Of course! We are still producing a lot of quality players and there are a lot of players going abroad to play professionally. So I think we can definately expect Iceland to be in many more big tournaments in the coming years

The « small » country of Iceland became very popular around the world thanks to football. Is it nice or is it scary?

I think it’s very nice even though it’s a little weird. But this is a great oppurturnity to show people Icelandic football and the rest of what the country has to offer

After ten years abroad, you decided to come back to Valur, your first club. Why did you return to your roots?

Me and my family decided that Hammarby and Sweden would be the last place the whole family would be together, other than Iceland of course. And when it was decided I would leave Hammarby, the family moved home. I tried to find something interesting abroad but I was injured in the january window and nothing came up so then it was time to move home to the family.

Did you hesitate a lot or what is something obvious? What was your decision influenced by?

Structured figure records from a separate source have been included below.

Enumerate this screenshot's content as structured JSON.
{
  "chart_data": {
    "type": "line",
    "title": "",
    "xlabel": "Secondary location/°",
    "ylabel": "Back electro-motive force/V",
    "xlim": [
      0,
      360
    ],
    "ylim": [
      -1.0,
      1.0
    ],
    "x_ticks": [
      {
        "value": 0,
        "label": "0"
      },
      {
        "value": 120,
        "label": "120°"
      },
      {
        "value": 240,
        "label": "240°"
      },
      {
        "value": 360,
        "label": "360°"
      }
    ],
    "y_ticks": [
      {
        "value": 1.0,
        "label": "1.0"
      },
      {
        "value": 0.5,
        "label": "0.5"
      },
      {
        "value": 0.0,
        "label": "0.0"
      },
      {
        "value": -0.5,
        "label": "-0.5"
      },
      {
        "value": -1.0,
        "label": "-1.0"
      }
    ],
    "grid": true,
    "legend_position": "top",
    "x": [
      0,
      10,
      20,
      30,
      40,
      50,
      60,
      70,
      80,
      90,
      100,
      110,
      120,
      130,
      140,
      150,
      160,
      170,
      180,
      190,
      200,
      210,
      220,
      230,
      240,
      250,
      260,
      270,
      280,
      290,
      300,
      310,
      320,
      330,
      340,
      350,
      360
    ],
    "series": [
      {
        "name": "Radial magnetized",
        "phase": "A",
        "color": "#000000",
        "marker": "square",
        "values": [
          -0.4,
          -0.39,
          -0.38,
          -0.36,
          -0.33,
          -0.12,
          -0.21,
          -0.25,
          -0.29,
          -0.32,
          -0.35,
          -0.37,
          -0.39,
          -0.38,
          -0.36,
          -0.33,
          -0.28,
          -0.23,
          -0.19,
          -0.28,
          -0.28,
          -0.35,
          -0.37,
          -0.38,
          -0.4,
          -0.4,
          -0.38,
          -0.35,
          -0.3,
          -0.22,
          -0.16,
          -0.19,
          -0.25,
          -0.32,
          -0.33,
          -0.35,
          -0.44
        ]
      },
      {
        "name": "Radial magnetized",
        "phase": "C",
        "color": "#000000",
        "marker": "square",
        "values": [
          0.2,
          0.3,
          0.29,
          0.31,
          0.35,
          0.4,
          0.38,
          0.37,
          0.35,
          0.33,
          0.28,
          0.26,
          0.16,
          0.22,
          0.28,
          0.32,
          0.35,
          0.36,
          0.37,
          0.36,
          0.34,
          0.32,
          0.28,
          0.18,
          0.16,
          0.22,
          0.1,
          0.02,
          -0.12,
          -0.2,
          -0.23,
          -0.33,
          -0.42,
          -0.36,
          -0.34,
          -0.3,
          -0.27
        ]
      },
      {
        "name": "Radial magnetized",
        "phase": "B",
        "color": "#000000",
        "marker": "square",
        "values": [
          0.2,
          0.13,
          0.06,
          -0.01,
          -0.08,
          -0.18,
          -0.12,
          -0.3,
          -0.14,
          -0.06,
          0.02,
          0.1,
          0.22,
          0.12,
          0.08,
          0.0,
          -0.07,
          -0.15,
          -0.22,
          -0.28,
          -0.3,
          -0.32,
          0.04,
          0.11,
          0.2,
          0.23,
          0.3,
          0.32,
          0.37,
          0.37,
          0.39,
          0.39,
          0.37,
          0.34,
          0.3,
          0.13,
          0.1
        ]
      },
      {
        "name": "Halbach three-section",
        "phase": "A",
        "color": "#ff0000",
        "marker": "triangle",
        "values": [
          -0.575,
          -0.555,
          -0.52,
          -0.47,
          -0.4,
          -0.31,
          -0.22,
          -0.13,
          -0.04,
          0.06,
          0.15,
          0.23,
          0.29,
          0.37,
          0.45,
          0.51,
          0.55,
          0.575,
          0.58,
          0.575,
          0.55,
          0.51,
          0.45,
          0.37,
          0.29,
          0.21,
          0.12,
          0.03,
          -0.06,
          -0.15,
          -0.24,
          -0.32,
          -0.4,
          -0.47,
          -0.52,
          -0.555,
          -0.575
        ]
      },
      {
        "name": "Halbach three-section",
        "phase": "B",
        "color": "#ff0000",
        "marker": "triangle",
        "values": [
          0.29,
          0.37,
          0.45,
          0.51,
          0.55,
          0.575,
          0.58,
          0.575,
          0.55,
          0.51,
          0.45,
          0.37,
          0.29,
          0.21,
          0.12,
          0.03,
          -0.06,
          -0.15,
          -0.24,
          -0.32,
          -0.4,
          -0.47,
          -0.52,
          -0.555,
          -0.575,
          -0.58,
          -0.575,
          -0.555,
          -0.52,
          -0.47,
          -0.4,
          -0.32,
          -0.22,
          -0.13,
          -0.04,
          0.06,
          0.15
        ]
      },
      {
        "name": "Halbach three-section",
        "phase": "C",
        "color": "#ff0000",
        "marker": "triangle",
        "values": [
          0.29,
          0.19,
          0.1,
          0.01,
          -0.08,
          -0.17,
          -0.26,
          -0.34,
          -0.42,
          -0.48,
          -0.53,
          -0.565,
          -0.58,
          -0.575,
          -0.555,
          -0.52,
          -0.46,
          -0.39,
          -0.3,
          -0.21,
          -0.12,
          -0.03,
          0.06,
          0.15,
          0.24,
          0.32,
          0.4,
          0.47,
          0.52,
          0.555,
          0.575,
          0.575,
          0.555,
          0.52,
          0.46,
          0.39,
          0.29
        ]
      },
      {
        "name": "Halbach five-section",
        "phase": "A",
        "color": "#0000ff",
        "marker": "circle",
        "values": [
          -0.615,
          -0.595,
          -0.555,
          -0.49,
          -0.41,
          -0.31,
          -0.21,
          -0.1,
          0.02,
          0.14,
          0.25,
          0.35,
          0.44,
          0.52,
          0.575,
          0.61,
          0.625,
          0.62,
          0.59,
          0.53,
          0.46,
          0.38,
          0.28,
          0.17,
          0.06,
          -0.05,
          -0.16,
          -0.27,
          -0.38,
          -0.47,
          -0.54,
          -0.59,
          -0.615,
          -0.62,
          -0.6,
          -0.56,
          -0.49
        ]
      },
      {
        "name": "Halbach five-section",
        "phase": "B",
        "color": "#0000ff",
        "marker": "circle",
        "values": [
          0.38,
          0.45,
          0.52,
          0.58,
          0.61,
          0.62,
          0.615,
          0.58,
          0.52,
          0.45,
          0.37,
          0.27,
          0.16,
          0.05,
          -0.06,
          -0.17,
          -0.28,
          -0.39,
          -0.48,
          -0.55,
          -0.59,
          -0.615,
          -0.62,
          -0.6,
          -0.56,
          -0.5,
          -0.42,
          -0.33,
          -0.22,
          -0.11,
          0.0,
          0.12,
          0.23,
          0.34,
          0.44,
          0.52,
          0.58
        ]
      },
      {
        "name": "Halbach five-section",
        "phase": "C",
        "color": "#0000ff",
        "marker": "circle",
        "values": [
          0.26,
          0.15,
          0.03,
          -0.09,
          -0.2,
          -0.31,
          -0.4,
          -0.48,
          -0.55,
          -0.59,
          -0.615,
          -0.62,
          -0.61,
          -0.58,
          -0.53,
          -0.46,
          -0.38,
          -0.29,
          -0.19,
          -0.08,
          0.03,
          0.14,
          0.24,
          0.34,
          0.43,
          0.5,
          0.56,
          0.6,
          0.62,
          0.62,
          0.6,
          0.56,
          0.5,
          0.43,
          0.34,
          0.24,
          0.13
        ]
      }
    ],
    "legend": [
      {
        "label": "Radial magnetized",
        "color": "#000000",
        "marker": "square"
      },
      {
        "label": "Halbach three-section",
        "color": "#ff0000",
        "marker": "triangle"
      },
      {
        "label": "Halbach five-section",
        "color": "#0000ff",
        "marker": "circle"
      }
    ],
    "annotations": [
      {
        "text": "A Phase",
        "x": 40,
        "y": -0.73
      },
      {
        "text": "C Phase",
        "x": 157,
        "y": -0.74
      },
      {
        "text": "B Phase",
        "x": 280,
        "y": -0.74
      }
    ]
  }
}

I tried as I could to find something abroad at least until the summer. But the injury got in the way of that. I could have signed for clubs in Denmark and England but the transfer window closed before I was fit to train. And then I decided to move home to my family.

What would you say to those who might criticize your choice and say that the rhythm of Pepsideildin is not intense enough?

I understand that people maybe think that it’s a risky move before WC. But I have played international football for ten years and played almost 80 caps and I know what is demanded from me. And also, the pre-season in Sweden and Iceland is pretty much the same so there’s almost no difference for me in preperation when playing in Iceland or Sweden.

Do you feel that the general level of the league and of the players, especially the youngest ones, has improved since you left?

I was actually a little bit surprised by the quality when I came back. I knew Valur was the best team but I thought the difference between Valur and the clubs i’ve played for would be bigger. But the difference is not big and for that I’m very happy. It seems like there are more younger players playing in a lot of the clubs in Pepsideildin and that’s great. I hope the teams will continue to give the young players chances so they can develope more.

You told us you are not a « leader », but still, with your status and your experience… Do you have a specific role in Valur? You’re the rock star of the league!

I hope the players in Valur look at me as some kind of a role model and a player they can learn from. And I am aware of that I’m maybe one of the most known players in Pepsideildin but I really try to avoid any kind of attention ?

When you began with Valur in 2003, what were your ambitions? What do you feel when you see how far you’ve come?

Back then I only had ambitions playing for Valur. I had given up any dreams of playing professional football or with the national team. I studied to be a pilot and even took one semester at a school in the USA, so footbal was really not my first priority. When I look back it’s kind of amazing how good my career has been.

You told us you’re focusing on your club until the World Cup. Valur is very competitive this season, what are your objectives? Do you think the team can do well in the European cup?

We want to win every title available in Iceland. But for Valur that’s something the club always goes for. The main objective is to be the first Icelandic club to qualify for a group stage in either of the European cups and I think we have never had a bigger chance of that than right now. But of course we need to be a little lucky with the draw and then play to our max in every European game. But we have a good chance I think.

Do you think Pepsideildin can still improve and reach the level of the other Nordic nations?

Of course, there’s room for improvement. But I don’t think we will get to the same level as the other nordic countries because players who have a good season in Iceland go abroad immediately. But by qualifying for European group stages the clubs will get more money and it will be easier to keep players here for a longer period and building up even better youth facilities.